How Does America Hear the Gospel?
by William A. Drynesss
Eerdmans, 164 pages, $11.95
A popular cultural analysis treating the ways in which American traits, such as individualism and optimism. hinder the hearing and living of the Christian message. Social gospeller Walter Rauschenbusch and today’s television preacher Robert Schuller are employed as instructive case studies.

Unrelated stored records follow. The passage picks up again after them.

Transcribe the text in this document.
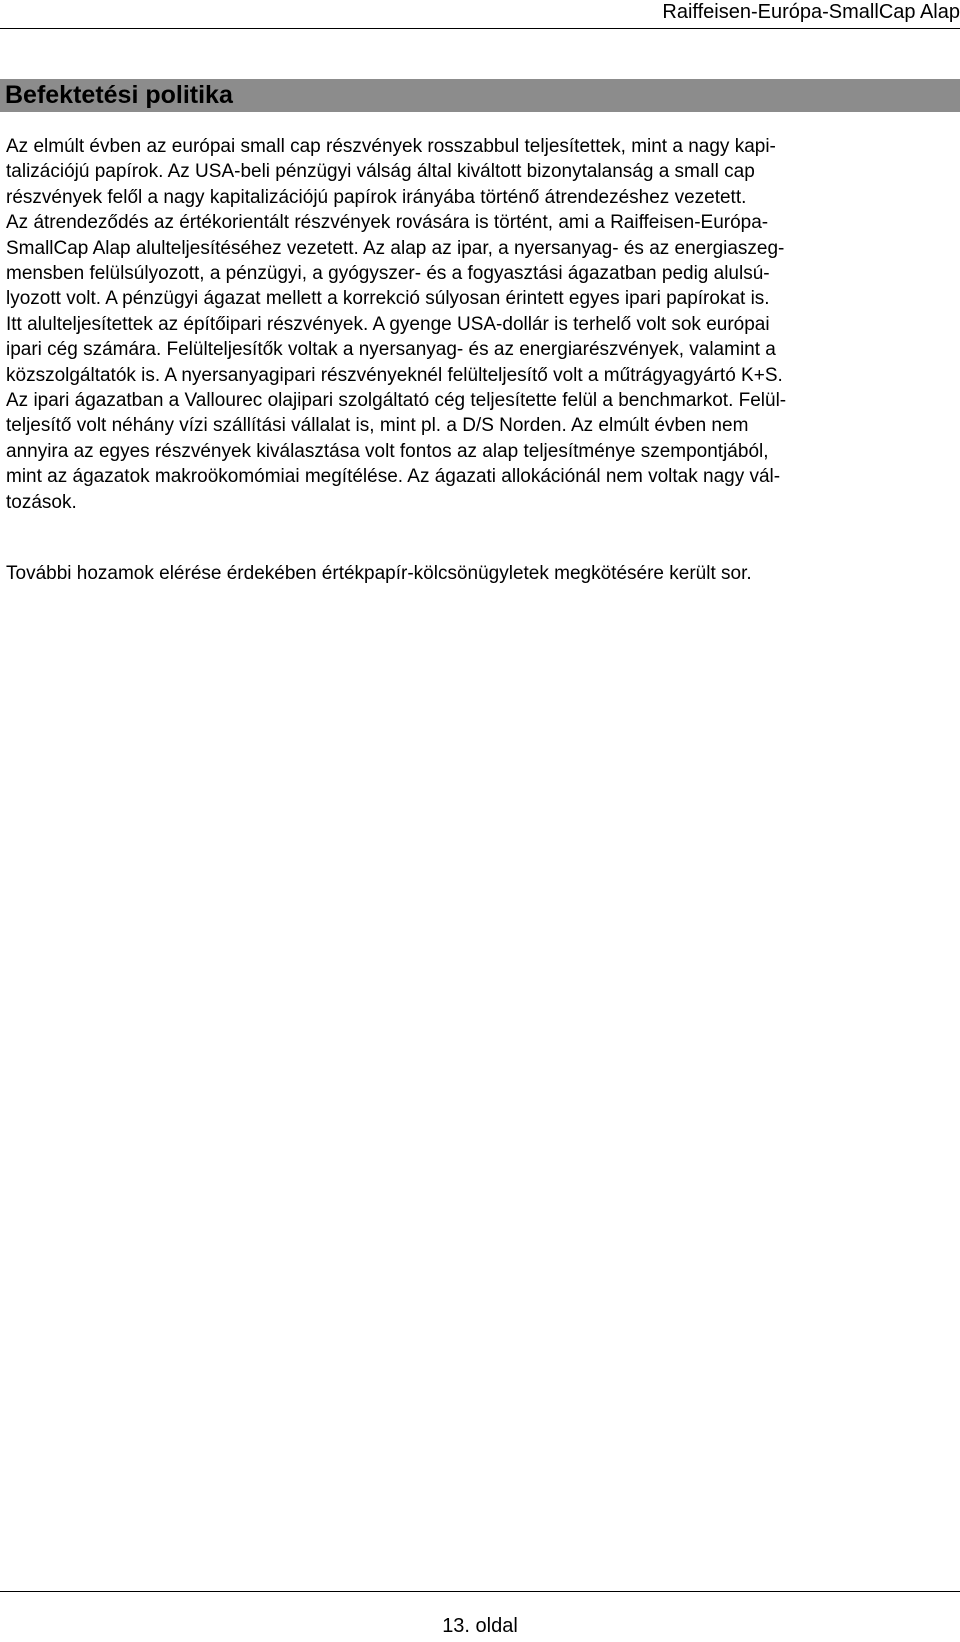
Raiffeisen-Európa-SmallCap Alap
Befektetési politika
Az elmúlt évben az európai small cap részvények rosszabbul teljesítettek, mint a nagy kapi-
talizációjú papírok. Az USA-beli pénzügyi válság által kiváltott bizonytalanság a small cap
részvények felől a nagy kapitalizációjú papírok irányába történő átrendezéshez vezetett.
Az átrendeződés az értékorientált részvények rovására is történt, ami a Raiffeisen-Európa-
SmallCap Alap alulteljesítéséhez vezetett. Az alap az ipar, a nyersanyag- és az energiaszeg-
mensben felülsúlyozott, a pénzügyi, a gyógyszer- és a fogyasztási ágazatban pedig alulsú-
lyozott volt. A pénzügyi ágazat mellett a korrekció súlyosan érintett egyes ipari papírokat is.
Itt alulteljesítettek az építőipari részvények. A gyenge USA-dollár is terhelő volt sok európai
ipari cég számára. Felülteljesítők voltak a nyersanyag- és az energiarészvények, valamint a
közszolgáltatók is. A nyersanyagipari részvényeknél felülteljesítő volt a műtrágyagyártó K+S.
Az ipari ágazatban a Vallourec olajipari szolgáltató cég teljesítette felül a benchmarkot. Felül-
teljesítő volt néhány vízi szállítási vállalat is, mint pl. a D/S Norden. Az elmúlt évben nem
annyira az egyes részvények kiválasztása volt fontos az alap teljesítménye szempontjából,
mint az ágazatok makroökomómiai megítélése. Az ágazati allokációnál nem voltak nagy vál-
tozások.
További hozamok elérése érdekében értékpapír-kölcsönügyletek megkötésére került sor.
13. oldal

A Cry for Justice: The Churches and Synagogues Speak
edited by Robert McAffee Brown and Sydney Thomson Brown
Paulist Press, 223 pages, $8.95
A useful summary of statements on “economic justice” issued by Christian and Jewish bodies in recent years. The statements are uniformly redistribution is t in import, and the twelve commentaries on the statements, by the editors and others, typically argue that they “do not go far enough.” A reader not familiar with the sociology of mainline/oldline religion might be astonished by the insularity of the essays in both tone and substance. That the views propounded are so far removed from current economic thought may, as several writers insist, indicate the “prophetic” nature of religious pronouncements. That claim might be more persuasive if the statements and the commentaries on them gave some hint of familiarity with alternative arguments and evidence. If A Cry for Justice is to be believed, it would seem that institutional religion is the last defender of social and economic ideas that almost the entire world is enthusiastically abandoning in favor of democracy and economic freedom.
by Jerome L. Himmelstein
University of California Press, 290 pages, $25
A professor of sociology at Amherst, who apparently does not deem himself a conservative, offers a self-consciously “balanced” account of conservatism from 1950s marginality to 1990s mainstream. Nothing dramatically new, but a workmanlike analysis, concluding that there is now a “Republican edge,” but that it represents gains without a fundamental realignment. The treatment of “the religious right” is fair, if unremarkable.